Background. In animal reproductive contexts, calling behaviour is mostly performed by males but in species in which females call, it is not known how vocal interaction occurs between sexes, particularly when sexual dimorphism in signals is low, as in cases in which call repertoire is identical but acoustic properties differ. In Darwin’s frog (Rhinoderma darwinii), a species in which males brood larvae inside their vocal sacs, females have higher dominant frequency and shorter calls and notes than males. Since in this species males persist calling after getting pregnant with larvae, different vocal interaction patterns are expected to occur among animals having dissimilar reproductive status.
Methodology. To explore the mechanisms underlying vocal recognition among the different sexual status of R. darwinii, we recorded natural duets between non-pregnant males (NPM), pregnant males (PM) and females (F) and evaluated their evoked vocal response to natural playback stimuli of each sexual status from November to February 2015-2016 in Chiloé island, Chile. Call rate, phase angles, sound pressure level (SPL), number of overlapping calls and delay of overlapping calls were measured to determine differential responses between natural duets and in response to stimuli consisting of natural calls of individuals of different sexual status.
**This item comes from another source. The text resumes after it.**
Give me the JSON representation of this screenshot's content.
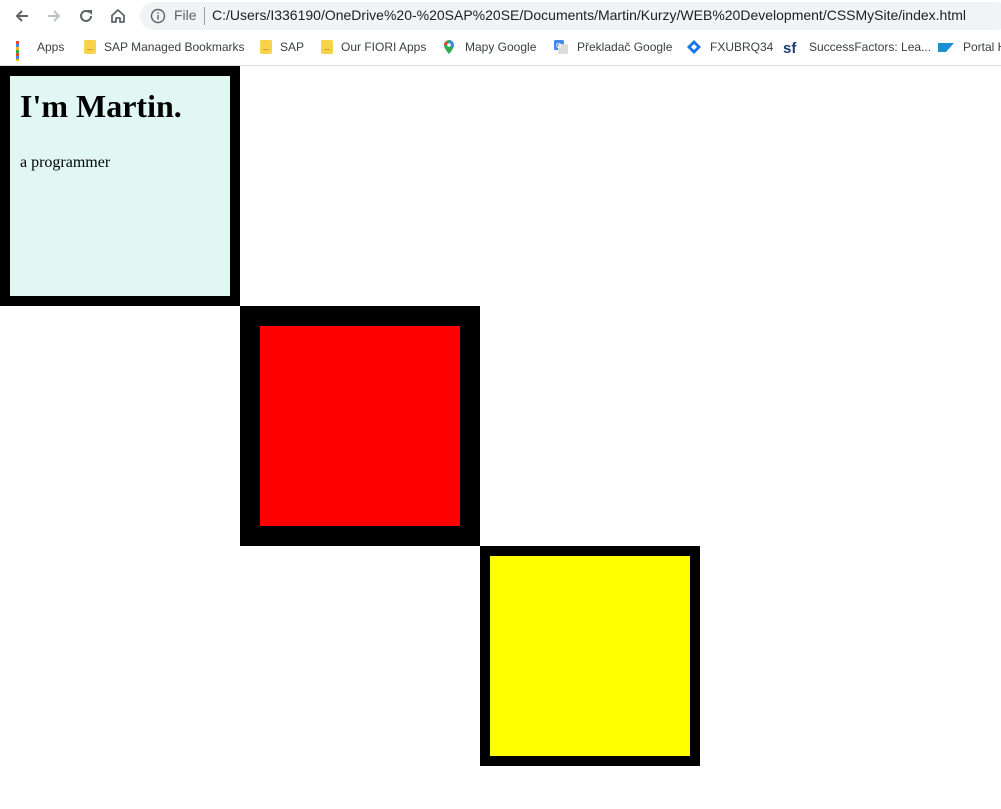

Results. Spontaneous duet interactions occurred mainly between males and no clear differences between duets were detected. In playbacks, call ratios in response to calls of different sexual status were similar. Females decreased their SPL in response to F calls, while F and PM had longer call delays and lower call overlaps between each other. Major differences were observed in call overlap, as the occurrence of this phenomenon was larger in playback experiments than during natural duets. The number of calls overlapped during natural duets was fewer (10.9 %) than during playback experiments (36.8 %).
Conclusions. Our results suggest that in R. darwinii, PM and F signalize their sexual status by decreasing their call overlap and that NPM respond indistinctly to the other sexual status. In general, these differences in selective call overlap between Darwin's frogs arise as a novel mechanism for signal recognition between animal vocal interactions.